You know, I use this space to insult a lot of people. What can I say? It’s what I’m good at. And as much as I enjoy making judgmental slams at strangers, I’m going to put that schtick on the back burner this week, because there’s someone who I think needs to be defended. As many of you may know, the fate of Terri Schiavo, a Florida woman in a persistent vegetative state since 1990 when oxygen flow to her brain was cut off by what doctors think might have been a potassium imbalance, has been tied up in litigation for seven years. While her husband, Michael Schiavo has petitioned for the removal of her feeding tube in accordance with what he says her wishes would have been, her parents protest that her condition could improve with time, and that removal of the tube would be murder.
Just last week, on the ruling of the Florida court, and with the support of the Supreme Court, her feeding tube was removed. Two days later, Congress passed a bill, which was later signed by President Bush declaring the case a Federal matter. And now more than ever, Michael Schiavo is receiving moral and political criticism for being a selfish murderer, adulterer, and all-around lowlife. People speculate that his desire to let his wife die stems from his desperation to have her out of the way so that he can move on and marry the “new” woman in his life, with whom he lives and has two children.
If you’re opposed to Michael Schiavo’s actions, that’s fine. I have no plans to go into the politics of the right-to-die vs. right-to-life issue because I have no interest in changing your opinions. But we ought to give credit where credit is due, and Michael Schiavo hasn’t gotten his fair share.
If Michael Schiavo wanted to be through with his wife, he could divorce Terri and thus grant guardianship to her parents. We aren’t living in hopelessly illogical times; it’s not as if he’s bound to her for life because she’s unable to agree to a divorce. This is hardly a unique situation, and procedures have been designed for these types of circumstances.
Michael Schiavo has both ample opportunity and encouragement to sever his ties with his wife.

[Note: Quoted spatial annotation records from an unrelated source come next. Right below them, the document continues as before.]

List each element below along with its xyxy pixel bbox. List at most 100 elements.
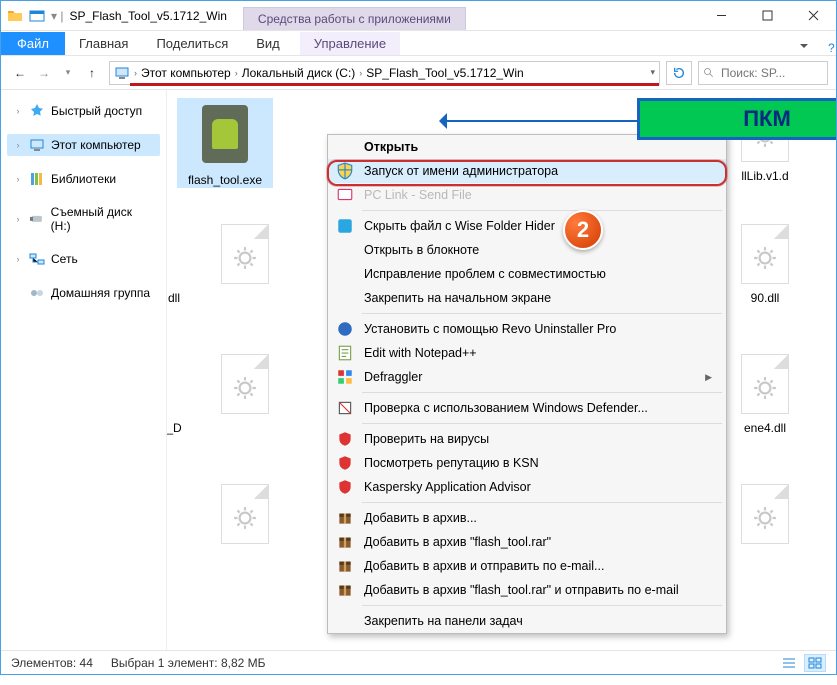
nav-back-button[interactable]: ← xyxy=(9,62,31,84)
file-flash-tool-exe[interactable]: flash_tool.exe xyxy=(177,98,273,188)
sidebar-removable[interactable]: › Съемный диск (H:) xyxy=(7,202,160,236)
sidebar-label: Библиотеки xyxy=(51,172,116,186)
annotation-badge-2: 2 xyxy=(563,210,603,250)
ctx-pc-link[interactable]: PC Link - Send File xyxy=(328,183,726,207)
ctx-wise-hider[interactable]: Скрыть файл с Wise Folder Hider xyxy=(328,214,726,238)
ctx-pin-start[interactable]: Закрепить на начальном экране xyxy=(328,286,726,310)
view-details-button[interactable] xyxy=(778,654,800,672)
network-icon xyxy=(29,251,45,267)
ctx-kaspersky-advisor[interactable]: Kaspersky Application Advisor xyxy=(328,475,726,499)
ctx-run-as-admin[interactable]: Запуск от имени администратора xyxy=(328,159,726,183)
ctx-defender[interactable]: Проверка с использованием Windows Defend… xyxy=(328,396,726,420)
defender-icon xyxy=(336,399,354,417)
file-item[interactable] xyxy=(197,350,293,422)
sidebar-label: Домашняя группа xyxy=(51,286,150,300)
search-input[interactable] xyxy=(719,65,823,81)
annotation-label-pkm: ПКМ xyxy=(637,98,836,140)
qa-divider: ▾ | xyxy=(51,9,63,23)
pclink-icon xyxy=(336,186,354,204)
ctx-rar-add[interactable]: Добавить в архив... xyxy=(328,506,726,530)
ctx-open-notepad[interactable]: Открыть в блокноте xyxy=(328,238,726,262)
libraries-icon xyxy=(29,171,45,187)
nav-up-button[interactable]: ↑ xyxy=(81,62,103,84)
ribbon-tab-view[interactable]: Вид xyxy=(242,32,294,55)
ribbon: Файл Главная Поделиться Вид Управление ? xyxy=(1,31,836,56)
revo-icon xyxy=(336,320,354,338)
winrar-icon xyxy=(336,557,354,575)
sidebar-network[interactable]: › Сеть xyxy=(7,248,160,270)
file-item[interactable] xyxy=(197,220,293,292)
ribbon-tab-home[interactable]: Главная xyxy=(65,32,142,55)
nav-forward-button[interactable]: → xyxy=(33,62,55,84)
sidebar-label: Съемный диск (H:) xyxy=(51,205,154,233)
annotation-arrow xyxy=(443,120,637,122)
star-icon xyxy=(29,103,45,119)
window-title: SP_Flash_Tool_v5.1712_Win xyxy=(69,9,226,23)
ctx-rar-add-named[interactable]: Добавить в архив "flash_tool.rar" xyxy=(328,530,726,554)
shield-icon xyxy=(336,162,354,180)
ctx-kaspersky-ksn[interactable]: Посмотреть репутацию в KSN xyxy=(328,451,726,475)
sidebar-libraries[interactable]: › Библиотеки xyxy=(7,168,160,190)
maximize-button[interactable] xyxy=(744,1,790,30)
folder-icon xyxy=(7,8,23,24)
address-bar[interactable]: › Этот компьютер › Локальный диск (C:) ›… xyxy=(109,61,660,85)
close-button[interactable] xyxy=(790,1,836,30)
title-bar: ▾ | SP_Flash_Tool_v5.1712_Win Средства р… xyxy=(1,1,836,31)
winrar-icon xyxy=(336,533,354,551)
ribbon-expand-button[interactable] xyxy=(788,40,820,55)
usb-icon xyxy=(29,211,45,227)
ctx-rar-email[interactable]: Добавить в архив и отправить по e-mail..… xyxy=(328,554,726,578)
file-ene4[interactable]: ene4.dll xyxy=(717,350,813,436)
navigation-pane: › Быстрый доступ › Этот компьютер › Библ… xyxy=(1,90,167,650)
context-menu: Открыть Запуск от имени администратора P… xyxy=(327,134,727,634)
homegroup-icon xyxy=(29,285,45,301)
breadcrumb-drive[interactable]: Локальный диск (C:) › xyxy=(242,66,363,80)
defraggler-icon xyxy=(336,368,354,386)
computer-icon xyxy=(29,137,45,153)
minimize-button[interactable] xyxy=(698,1,744,30)
file-flashtoollibex[interactable]: FlashtoollibEx.dll xyxy=(167,220,183,306)
kaspersky-icon xyxy=(336,454,354,472)
ribbon-tab-manage[interactable]: Управление xyxy=(300,32,400,55)
ctx-npp[interactable]: Edit with Notepad++ xyxy=(328,341,726,365)
sidebar-label: Быстрый доступ xyxy=(51,104,142,118)
ctx-rar-email-named[interactable]: Добавить в архив "flash_tool.rar" и отпр… xyxy=(328,578,726,602)
nav-history-button[interactable]: ▾ xyxy=(57,62,79,84)
kaspersky-icon xyxy=(336,430,354,448)
file-mtk-allinone[interactable]: MTK_AllInOne_DA.bin xyxy=(167,350,183,450)
sidebar-quick-access[interactable]: › Быстрый доступ xyxy=(7,100,160,122)
ctx-pin-taskbar[interactable]: Закрепить на панели задач xyxy=(328,609,726,633)
address-dropdown-icon[interactable]: ▾ xyxy=(650,67,655,78)
view-icons-button[interactable] xyxy=(804,654,826,672)
refresh-button[interactable] xyxy=(666,61,692,85)
explorer-icon xyxy=(29,8,45,24)
npp-icon xyxy=(336,344,354,362)
file-item[interactable] xyxy=(197,480,293,552)
ribbon-tab-share[interactable]: Поделиться xyxy=(142,32,242,55)
sidebar-label: Сеть xyxy=(51,252,78,266)
status-bar: Элементов: 44 Выбран 1 элемент: 8,82 МБ xyxy=(1,650,836,674)
file-item[interactable] xyxy=(717,480,813,552)
computer-icon xyxy=(114,65,130,81)
breadcrumb-root[interactable]: Этот компьютер › xyxy=(141,66,238,80)
status-item-count: Элементов: 44 xyxy=(11,656,93,670)
ctx-kaspersky-scan[interactable]: Проверить на вирусы xyxy=(328,427,726,451)
help-button[interactable]: ? xyxy=(820,41,836,55)
winrar-icon xyxy=(336,581,354,599)
sidebar-this-pc[interactable]: › Этот компьютер xyxy=(7,134,160,156)
file-90dll[interactable]: 90.dll xyxy=(717,220,813,306)
winrar-icon xyxy=(336,509,354,527)
sidebar-label: Этот компьютер xyxy=(51,138,141,152)
file-qtcore4[interactable]: QtCore4.dll xyxy=(167,480,183,566)
ctx-compat[interactable]: Исправление проблем с совместимостью xyxy=(328,262,726,286)
kaspersky-icon xyxy=(336,478,354,496)
navigation-row: ← → ▾ ↑ › Этот компьютер › Локальный дис… xyxy=(1,56,836,90)
search-box[interactable] xyxy=(698,61,828,85)
ctx-revo[interactable]: Установить с помощью Revo Uninstaller Pr… xyxy=(328,317,726,341)
sidebar-homegroup[interactable]: Домашняя группа xyxy=(7,282,160,304)
ctx-defraggler[interactable]: Defraggler▶ xyxy=(328,365,726,389)
ribbon-context-group: Средства работы с приложениями xyxy=(243,7,466,30)
search-icon xyxy=(703,67,715,79)
breadcrumb-folder[interactable]: SP_Flash_Tool_v5.1712_Win xyxy=(366,66,523,80)
ribbon-file-tab[interactable]: Файл xyxy=(1,32,65,55)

Not only have Terri’s parents motioned to divorce their daughter from Michael, but he has received money offers, one for $1 million from a California businessman, another for $10 million from a Boca Raton attorney, to walk away and let her parents have the authority over their daughter’s life that they’ve been fighting to achieve for years.
So why would he stay with her? He knows she isn’t going to get better, and he’s built a new life with another woman. Why would anyone want to stay legally-bound to such a situation when all they want is to be rid of it? Doesn’t make much sense, does it?
Unless you’re willing to consider the possibility that Michael Schiavo truly is acting in his wife’s best interest. I’m more than willing to admit that moving in with another woman and publicly fathering children with her probably wasn’t the wisest move for his reputation, but it does present an interesting point.
This man has a whole other family. If his only concern about Terri was to be rid of her, then he could be. But he’s making it impossible to marry the woman he wants to be with because it’s more important to him to fulfill his wife’s request. If he agrees to a divorce, he loses all authority over what happens to her. So he’s inconveniencing himself and passing up a chance at more money than he could ever dream of for the chance to see to it that his wife dies with dignity after fifteen years without higher brain function. This doesn’t seem like someone too concerned with making his own life easier.
Disagreeing with Michael Schiavo is a matter of personal belief, but calling him selfish is what makes me return to my old self, and call you a dumbass.